East Palo Alto's largest landlord has offered leases for 23 of its units to tenants displaced by a fire that heavily damaged a Redwood City apartment building last month.
The six-alarm fire at the Hallmark House, an affordable-housing complex at 531 Woodside Road, displaced 97 tenants, many of them low-income, elderly, disabled or with mental health issues.
Earlier this month Lee Harrison, a community worker for San Mateo County's Behavioral Health and Recovery Services agency, approached Equity Residential about providing one or two apartment units for the homeless fire victims. The company responded with an offer of nearly two-dozen units and held an open house last Wednesday for prospective tenants.
Equity Residential bought 1,800 East Palo Alto apartment units in December 2011.
"It's a real challenge for people with low incomes to find quality housing," Harrison said in a phone interview Monday. "People were grateful that Equity stepped up and offered this opportunity."
Equity waived application fees and worked with the San Mateo County Department of Housing to streamline the approval process, according to Chris Peter, managing director of Woodland Park, the name Equity has given its apartments located west of Highway 101 next to the East Palo Alto-Palo Alto border.
As of Friday, Equity already had made housing offers to 18 applicants, Harrison said, adding there's little doubt that displaced Redwood City tenants would also move into the remaining five units.
Supervisor Warren Slocum, who represents Redwood City and East Palo Alto and had made public pleas for property owners to give up "just one" vacant unit in their buildings for a fire victim, said in an email that he appreciates Equity's efforts.

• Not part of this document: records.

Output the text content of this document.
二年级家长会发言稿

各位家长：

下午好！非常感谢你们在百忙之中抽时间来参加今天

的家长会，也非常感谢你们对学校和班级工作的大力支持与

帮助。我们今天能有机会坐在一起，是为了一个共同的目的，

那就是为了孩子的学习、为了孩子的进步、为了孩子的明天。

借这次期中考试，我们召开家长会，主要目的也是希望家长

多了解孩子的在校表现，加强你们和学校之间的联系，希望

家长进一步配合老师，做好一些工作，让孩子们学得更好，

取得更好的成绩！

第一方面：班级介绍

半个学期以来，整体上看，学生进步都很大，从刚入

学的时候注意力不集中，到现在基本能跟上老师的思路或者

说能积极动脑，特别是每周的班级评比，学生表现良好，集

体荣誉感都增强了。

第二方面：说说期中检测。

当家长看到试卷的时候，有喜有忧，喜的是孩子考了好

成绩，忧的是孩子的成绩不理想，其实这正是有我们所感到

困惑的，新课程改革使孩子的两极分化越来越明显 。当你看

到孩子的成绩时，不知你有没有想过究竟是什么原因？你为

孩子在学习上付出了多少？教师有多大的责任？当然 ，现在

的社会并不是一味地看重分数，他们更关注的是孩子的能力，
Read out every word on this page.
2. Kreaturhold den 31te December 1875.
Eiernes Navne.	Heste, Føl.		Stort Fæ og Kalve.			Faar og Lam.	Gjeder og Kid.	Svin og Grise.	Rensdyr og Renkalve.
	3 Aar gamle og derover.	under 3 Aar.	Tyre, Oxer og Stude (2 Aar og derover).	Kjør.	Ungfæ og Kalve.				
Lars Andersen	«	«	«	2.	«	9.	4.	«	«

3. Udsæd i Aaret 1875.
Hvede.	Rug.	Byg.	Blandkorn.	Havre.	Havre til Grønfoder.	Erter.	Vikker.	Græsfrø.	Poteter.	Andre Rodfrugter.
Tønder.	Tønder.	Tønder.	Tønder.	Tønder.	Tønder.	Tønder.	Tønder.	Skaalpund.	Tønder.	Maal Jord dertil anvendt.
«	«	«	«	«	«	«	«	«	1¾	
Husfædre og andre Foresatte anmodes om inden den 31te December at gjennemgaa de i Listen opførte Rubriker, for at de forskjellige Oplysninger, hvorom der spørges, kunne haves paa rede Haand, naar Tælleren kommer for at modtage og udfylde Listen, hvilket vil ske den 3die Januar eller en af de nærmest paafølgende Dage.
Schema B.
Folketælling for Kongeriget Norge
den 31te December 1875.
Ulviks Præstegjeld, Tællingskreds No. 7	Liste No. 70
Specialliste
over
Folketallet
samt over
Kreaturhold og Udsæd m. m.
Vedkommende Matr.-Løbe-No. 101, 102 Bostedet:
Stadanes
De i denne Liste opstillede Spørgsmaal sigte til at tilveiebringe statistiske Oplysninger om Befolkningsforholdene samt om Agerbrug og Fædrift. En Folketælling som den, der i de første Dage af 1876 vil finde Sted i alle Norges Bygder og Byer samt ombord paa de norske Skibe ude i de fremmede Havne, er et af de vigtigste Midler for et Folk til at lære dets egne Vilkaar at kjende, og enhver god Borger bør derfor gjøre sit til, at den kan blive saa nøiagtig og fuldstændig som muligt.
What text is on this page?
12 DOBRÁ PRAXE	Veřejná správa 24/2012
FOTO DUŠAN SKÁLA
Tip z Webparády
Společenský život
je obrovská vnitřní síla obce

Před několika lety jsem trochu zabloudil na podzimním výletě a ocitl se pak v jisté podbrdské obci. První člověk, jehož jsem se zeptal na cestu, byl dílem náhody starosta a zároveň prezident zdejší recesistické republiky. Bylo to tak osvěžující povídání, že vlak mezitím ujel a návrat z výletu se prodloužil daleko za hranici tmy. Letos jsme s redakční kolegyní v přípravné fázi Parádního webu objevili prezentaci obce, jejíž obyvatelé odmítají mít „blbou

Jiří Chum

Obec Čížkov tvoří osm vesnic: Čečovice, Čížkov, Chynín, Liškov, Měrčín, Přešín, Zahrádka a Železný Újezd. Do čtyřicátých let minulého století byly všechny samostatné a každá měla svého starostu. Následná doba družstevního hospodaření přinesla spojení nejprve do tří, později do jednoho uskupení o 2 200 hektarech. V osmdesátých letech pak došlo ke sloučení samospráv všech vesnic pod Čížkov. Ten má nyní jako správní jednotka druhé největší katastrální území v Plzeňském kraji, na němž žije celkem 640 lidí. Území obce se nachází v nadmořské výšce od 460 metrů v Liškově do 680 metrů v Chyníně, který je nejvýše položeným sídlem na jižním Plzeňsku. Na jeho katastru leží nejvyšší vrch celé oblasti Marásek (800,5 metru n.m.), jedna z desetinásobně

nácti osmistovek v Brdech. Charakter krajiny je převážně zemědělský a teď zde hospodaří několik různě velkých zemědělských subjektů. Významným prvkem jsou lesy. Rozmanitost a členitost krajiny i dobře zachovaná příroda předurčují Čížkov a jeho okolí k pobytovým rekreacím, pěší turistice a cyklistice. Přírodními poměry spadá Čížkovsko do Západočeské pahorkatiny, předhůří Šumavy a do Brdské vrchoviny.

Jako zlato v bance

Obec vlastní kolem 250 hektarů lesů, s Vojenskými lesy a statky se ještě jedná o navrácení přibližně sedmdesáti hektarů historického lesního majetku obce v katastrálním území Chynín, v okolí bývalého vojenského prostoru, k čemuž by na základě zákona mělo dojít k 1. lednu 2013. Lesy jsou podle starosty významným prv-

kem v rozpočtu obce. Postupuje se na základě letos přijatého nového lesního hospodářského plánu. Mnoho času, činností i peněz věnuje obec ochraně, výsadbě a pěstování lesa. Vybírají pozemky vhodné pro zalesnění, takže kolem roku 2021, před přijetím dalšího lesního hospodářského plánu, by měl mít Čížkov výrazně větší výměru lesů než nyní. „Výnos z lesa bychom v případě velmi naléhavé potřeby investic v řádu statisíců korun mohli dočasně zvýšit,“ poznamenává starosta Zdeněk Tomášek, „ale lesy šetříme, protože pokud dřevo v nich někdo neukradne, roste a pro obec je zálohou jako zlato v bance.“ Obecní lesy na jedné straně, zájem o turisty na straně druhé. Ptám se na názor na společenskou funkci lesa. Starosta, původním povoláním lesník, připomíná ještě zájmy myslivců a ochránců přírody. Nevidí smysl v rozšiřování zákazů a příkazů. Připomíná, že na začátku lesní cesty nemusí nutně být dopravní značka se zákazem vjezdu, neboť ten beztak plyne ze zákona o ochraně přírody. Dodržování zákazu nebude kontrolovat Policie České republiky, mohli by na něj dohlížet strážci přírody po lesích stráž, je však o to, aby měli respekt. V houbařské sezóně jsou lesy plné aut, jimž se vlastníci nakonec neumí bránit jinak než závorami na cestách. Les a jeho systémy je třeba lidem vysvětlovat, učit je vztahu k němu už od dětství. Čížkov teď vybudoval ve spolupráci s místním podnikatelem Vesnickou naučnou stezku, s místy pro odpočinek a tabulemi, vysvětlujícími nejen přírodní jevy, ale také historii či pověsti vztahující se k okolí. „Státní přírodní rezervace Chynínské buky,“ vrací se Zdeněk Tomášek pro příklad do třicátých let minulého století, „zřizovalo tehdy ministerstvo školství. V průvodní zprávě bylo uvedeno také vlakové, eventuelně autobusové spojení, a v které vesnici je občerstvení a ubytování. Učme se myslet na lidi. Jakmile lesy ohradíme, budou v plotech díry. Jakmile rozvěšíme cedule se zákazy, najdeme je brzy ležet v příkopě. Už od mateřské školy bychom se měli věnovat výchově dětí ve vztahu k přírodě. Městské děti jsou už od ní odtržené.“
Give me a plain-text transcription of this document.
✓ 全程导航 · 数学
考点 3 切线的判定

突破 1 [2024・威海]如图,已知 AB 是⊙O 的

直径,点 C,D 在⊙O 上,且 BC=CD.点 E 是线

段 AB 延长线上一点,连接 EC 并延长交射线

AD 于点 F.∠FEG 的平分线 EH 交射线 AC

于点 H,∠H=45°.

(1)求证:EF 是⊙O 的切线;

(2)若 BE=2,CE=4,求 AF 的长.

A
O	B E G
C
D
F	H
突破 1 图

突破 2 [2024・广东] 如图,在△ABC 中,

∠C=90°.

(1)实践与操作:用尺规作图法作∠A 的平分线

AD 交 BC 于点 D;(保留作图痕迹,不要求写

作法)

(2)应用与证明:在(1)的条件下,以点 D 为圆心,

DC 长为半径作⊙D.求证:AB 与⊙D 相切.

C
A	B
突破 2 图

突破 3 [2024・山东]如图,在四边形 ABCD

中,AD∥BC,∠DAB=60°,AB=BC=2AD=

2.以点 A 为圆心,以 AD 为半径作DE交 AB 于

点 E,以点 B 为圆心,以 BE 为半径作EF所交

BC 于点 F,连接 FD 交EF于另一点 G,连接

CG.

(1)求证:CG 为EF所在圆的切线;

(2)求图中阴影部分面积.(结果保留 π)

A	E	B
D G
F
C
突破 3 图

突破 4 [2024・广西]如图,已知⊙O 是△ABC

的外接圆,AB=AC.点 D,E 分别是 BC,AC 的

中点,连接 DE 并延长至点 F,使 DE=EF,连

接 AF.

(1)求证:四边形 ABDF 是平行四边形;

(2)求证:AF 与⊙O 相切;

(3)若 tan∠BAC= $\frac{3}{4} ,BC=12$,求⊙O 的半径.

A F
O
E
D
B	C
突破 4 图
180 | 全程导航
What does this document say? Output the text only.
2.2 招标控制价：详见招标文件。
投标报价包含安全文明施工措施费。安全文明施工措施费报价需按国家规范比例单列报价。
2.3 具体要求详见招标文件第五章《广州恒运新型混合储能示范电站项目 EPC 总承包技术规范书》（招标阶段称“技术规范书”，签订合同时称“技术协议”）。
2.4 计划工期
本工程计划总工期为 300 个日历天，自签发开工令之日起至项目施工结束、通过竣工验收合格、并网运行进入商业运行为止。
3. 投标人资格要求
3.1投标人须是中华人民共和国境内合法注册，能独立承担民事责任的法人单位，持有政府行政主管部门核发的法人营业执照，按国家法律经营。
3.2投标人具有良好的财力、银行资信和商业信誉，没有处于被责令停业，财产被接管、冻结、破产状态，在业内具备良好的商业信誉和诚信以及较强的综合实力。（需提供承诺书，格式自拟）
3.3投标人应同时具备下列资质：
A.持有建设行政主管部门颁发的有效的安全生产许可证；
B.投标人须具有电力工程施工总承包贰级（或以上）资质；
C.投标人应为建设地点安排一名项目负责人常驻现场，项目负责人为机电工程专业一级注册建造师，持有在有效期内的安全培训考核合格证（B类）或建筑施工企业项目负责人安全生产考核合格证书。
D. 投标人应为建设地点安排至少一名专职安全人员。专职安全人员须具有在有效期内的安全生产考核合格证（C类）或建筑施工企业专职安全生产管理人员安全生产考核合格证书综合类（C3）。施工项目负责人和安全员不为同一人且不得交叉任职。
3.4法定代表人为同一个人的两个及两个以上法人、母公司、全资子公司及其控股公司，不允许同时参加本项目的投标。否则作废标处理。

"I continue to be hopeful that others will come forward and do the same," Slocum wrote.
If all 23 units are filled, only a handful of displaced residents in need of permanent housing would remain, according to county officials. In recent weeks, many of the fire victims have been living in local motels paid for by the county.
The July 7 fire at the 72-unit Hallmark House killed one tenant inside a unit where Redwood City fire officials say the blaze originated. The cause of the fire is still under investigation.
Equity Residential, based in Chicago, purchased the East Palo Alto properties from Wells Fargo, which took over the apartment portfolio from previous owner Page Mill Properties after foreclosing on a loan of about $250 million in 2010.
Tenant advocates and city officials had battled with Page Mill after it raised rents, evicted tenants and sued the city over its rent-control ordinance.
Before Equity Residential took over, some residents and officials expressed concern that it would behave the same way since the company's chairman, Samuel Zell, has been an active opponent of rent-control laws.
Although Equity was quick to issue three-day "pay rent or quit" notices to tenants late on their payments and raised the price tenants pay for parking, there hasn't been as big an outcry as when Page Mill was the landlord.
Harrison, an East Palo Alto resident, said he can't say whether Equity has become a good corporate citizen in its new city. "What I can say is they certainly have in this case," Harrison said.